Les radios, le scanner confirment ce que le jeune interne lui a dit la veille. Il y aura de la chirurgie dentaire mais le reste va se remettre tout seul. Il restera sans doute un peu de cicatrices au niveau des lèvres, mais surtout de la joue gauche, ça veut dire quoi « un peu » ? Plusieurs ? Visibles ? Anne s’est scrutée dans la glace, ses lèvres ont tellement éclaté qu’il est difficile de savoir ce qui va rester ou disparaître. Quant à la cicatrice sur la joue, tant qu’elle est recouverte par les points de suture, impossible de se rendre compte.

Une affaire de temps, a dit l’interne.

Le visage d’Anne dit clairement que ce n’est pas du tout son avis. Et justement, du temps, Camille n’en a pas beaucoup non plus.

Il est venu pour faire passer un message essentiel. Ils sont seuls dans la chambre.

Il attend quelques secondes, puis il se lance :

— J’espère que tu pourras les reconnaître…

Anne fait un geste vague qui peut vouloir dire bien des choses.

— Celui qui t’a tiré dessus, tu m’as dit qu’il était assez grand… Il était comment ?

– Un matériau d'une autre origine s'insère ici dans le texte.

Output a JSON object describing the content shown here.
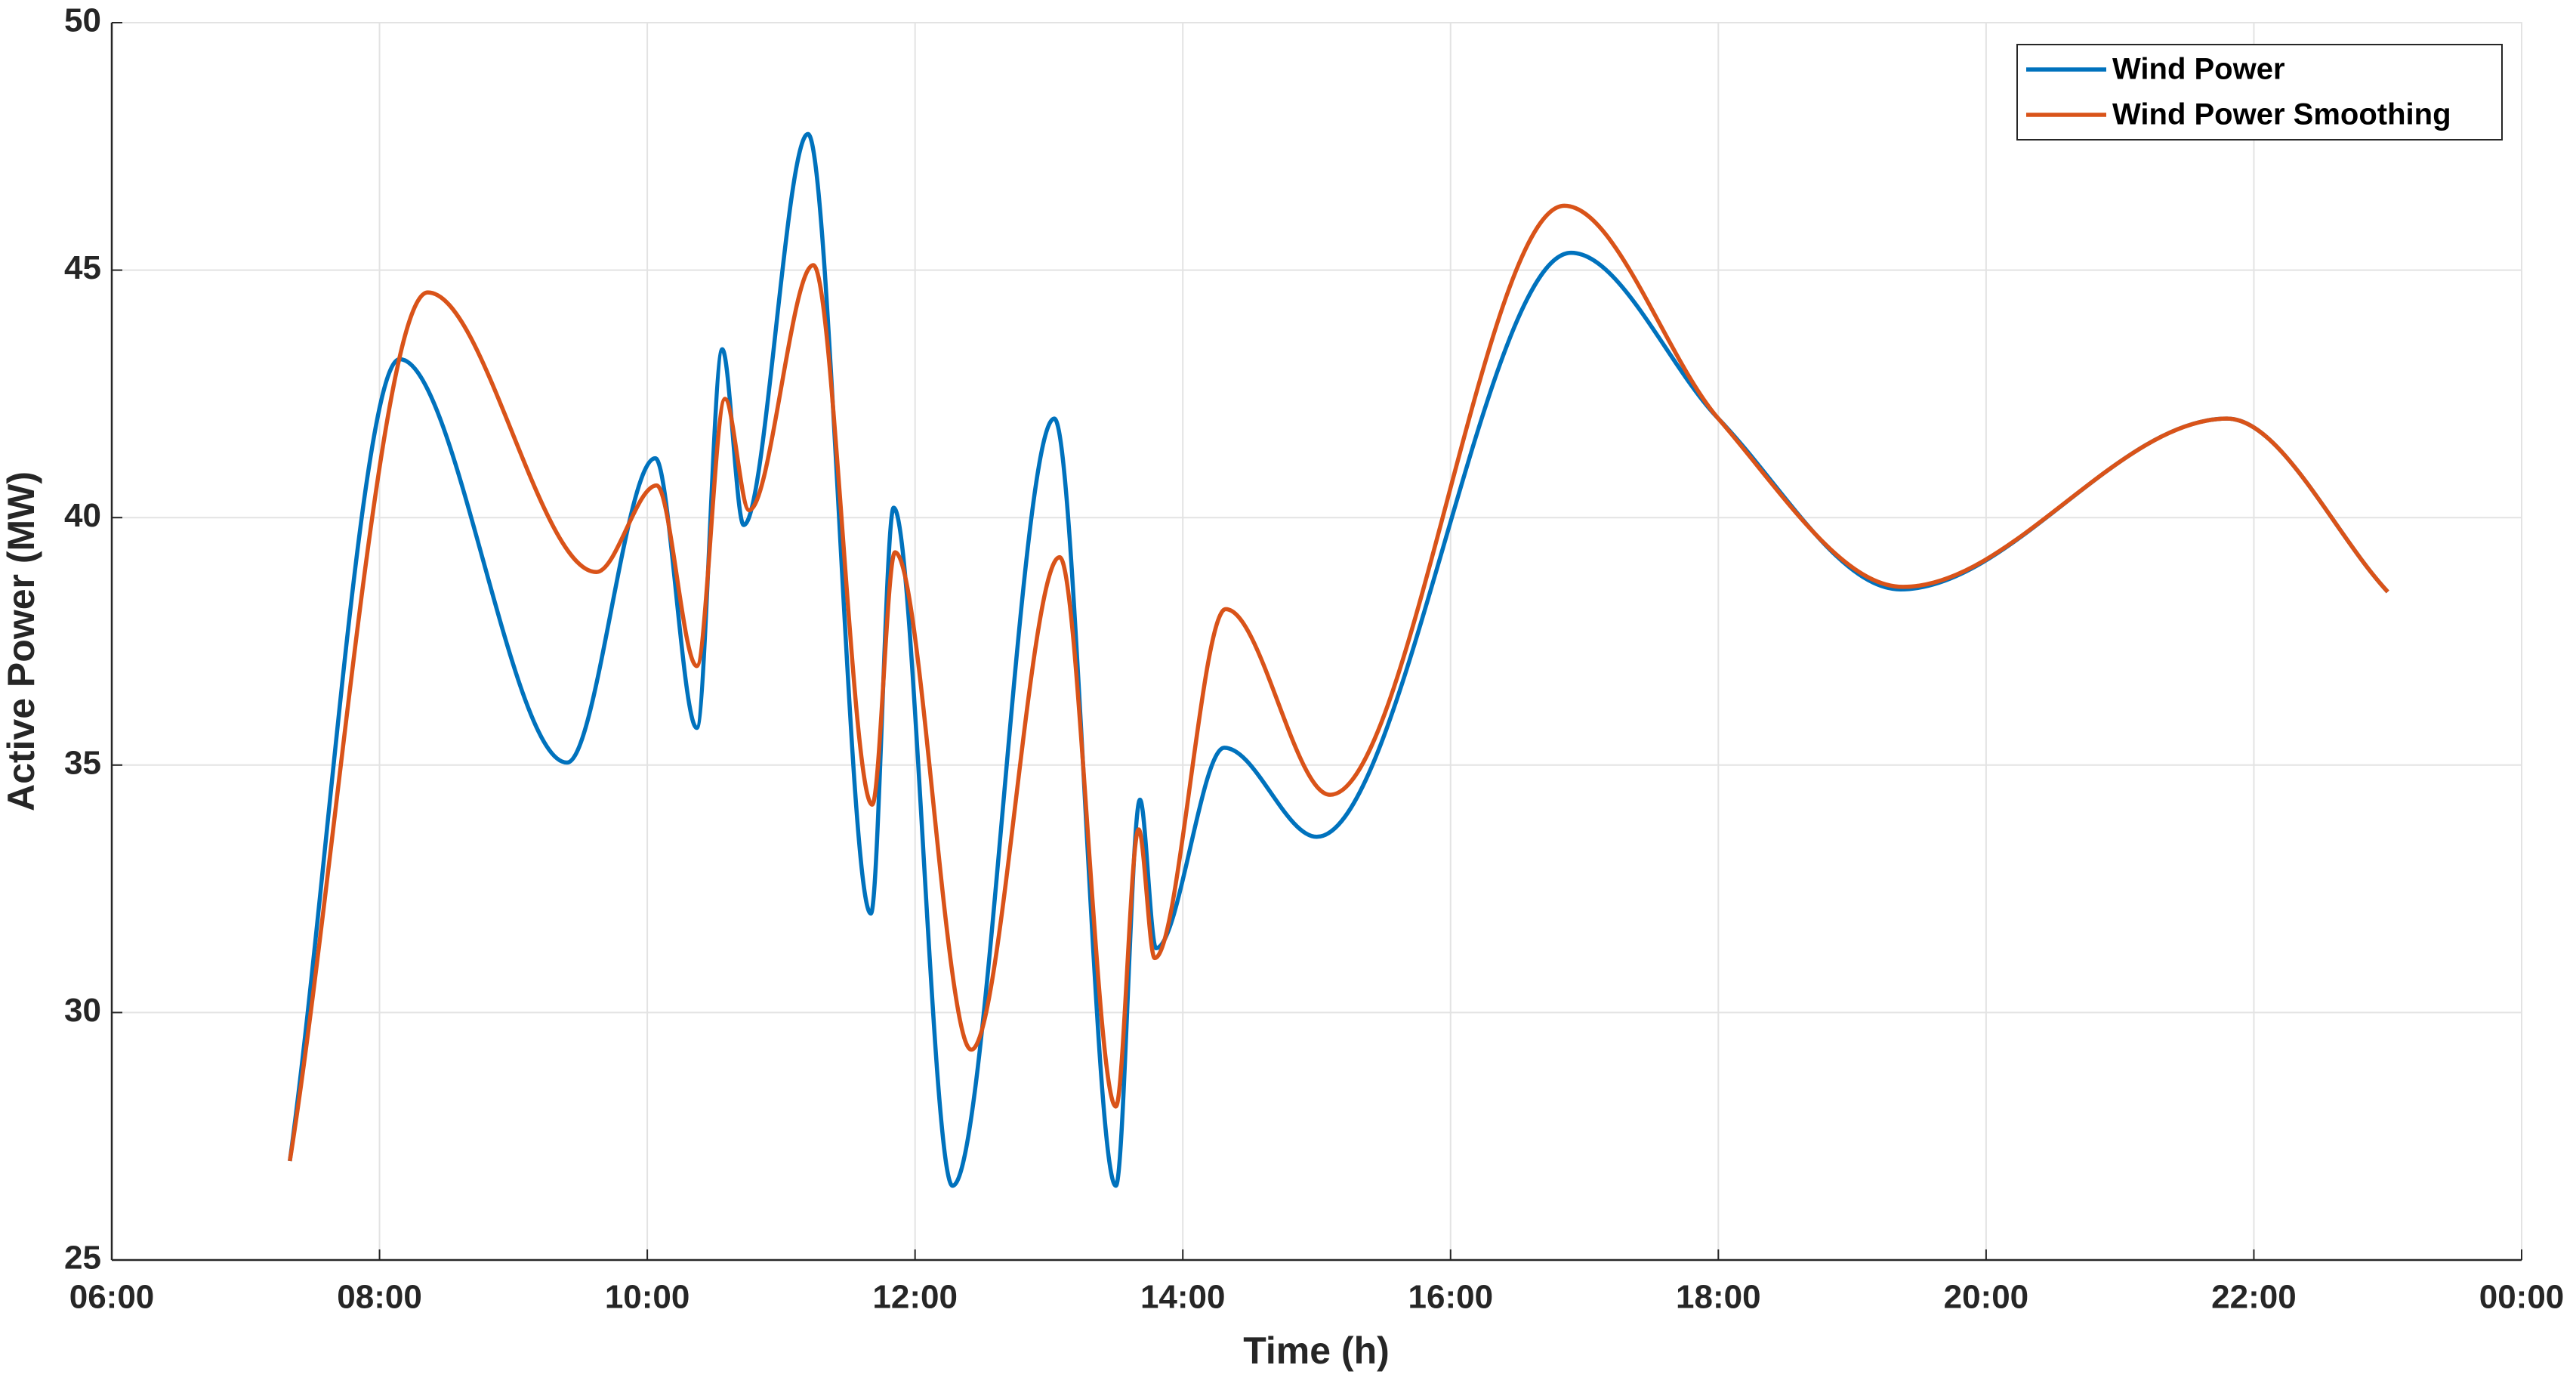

C’est ridicule d’essayer de la faire parler maintenant. L’Identité judiciaire va tout reprendre à zéro, insister de cette manière est même contre-productif. Pourtant :

— Séduisant, dit Anne.

Anne articule avec application. Camille se précipite :

— Quoi… comment ça, « séduisant » ?

Anne regarde autour d’elle. Camille n’en croit pas ses yeux : elle vient d’esquisser une sorte de sourire. Appelons cela un sourire, pour faire court, parce que ses lèvres se sont simplement retroussées sur trois dents cassées :

— Séduisant… comme toi…

Au cours de l’agonie d’Armand, Camille a ressenti cette impression à plusieurs reprises : au moindre mieux, on pousse le curseur du côté de l’optimisme le plus résolu. Anne esquisse une plaisanterie, pour un peu Camille se précipiterait à l’accueil pour exiger sa sortie. L’espoir est une saloperie.

Il voudrait répondre sur le même ton mais il est pris au dépourvu. Il bredouille, Anne a déjà refermé les yeux. Il est au moins certain qu’elle est lucide, qu’elle comprend ce qu’il dit. Il se lance mais il est interrompu par le portable d’Anne qui se met à vibrer sur la table de nuit. Camille le lui tend. Nathan.

— Ne t’inquiète pas, articule Anne d’emblée en fermant les yeux.

Elle a l’air patient de la grande sœur, légèrement excédée, qui prend sur elle. Camille perçoit la voix du frère, insistante, fébrile.

— Je t’ai tout dit dans mon message…

Anne fait beaucoup plus d’efforts pour parler normalement qu’avec Camille. Elle veut se faire comprendre mais surtout calmer son frère, le rassurer.

— Rien de plus à savoir, ajoute-t-elle, presque gaie. Et je ne suis pas seule, tu n’as pas à t’inquiéter.

Elle lève les yeux au ciel en direction de Camille, il a l’air pénible, le Nathan.

— Mais non ! Écoute, je dois aller à la radio, je te rappelle. Oui, moi aussi…

Elle éteint complètement son portable et le tend à Camille en soupirant.

Il en profite parce que leur intimité ne va pas durer longtemps. Son message essentiel :

— Anne… je ne devrais pas m’occuper de ton affaire, tu comprends ?

Elle comprend. Elle répond : « Mmm… », en dodelinant de la tête, ça veut dire oui.

— Tu comprends vraiment ?

Mmm… Mmm… Camille expire, évacuer la pression, pour lui, pour elle, pour eux deux.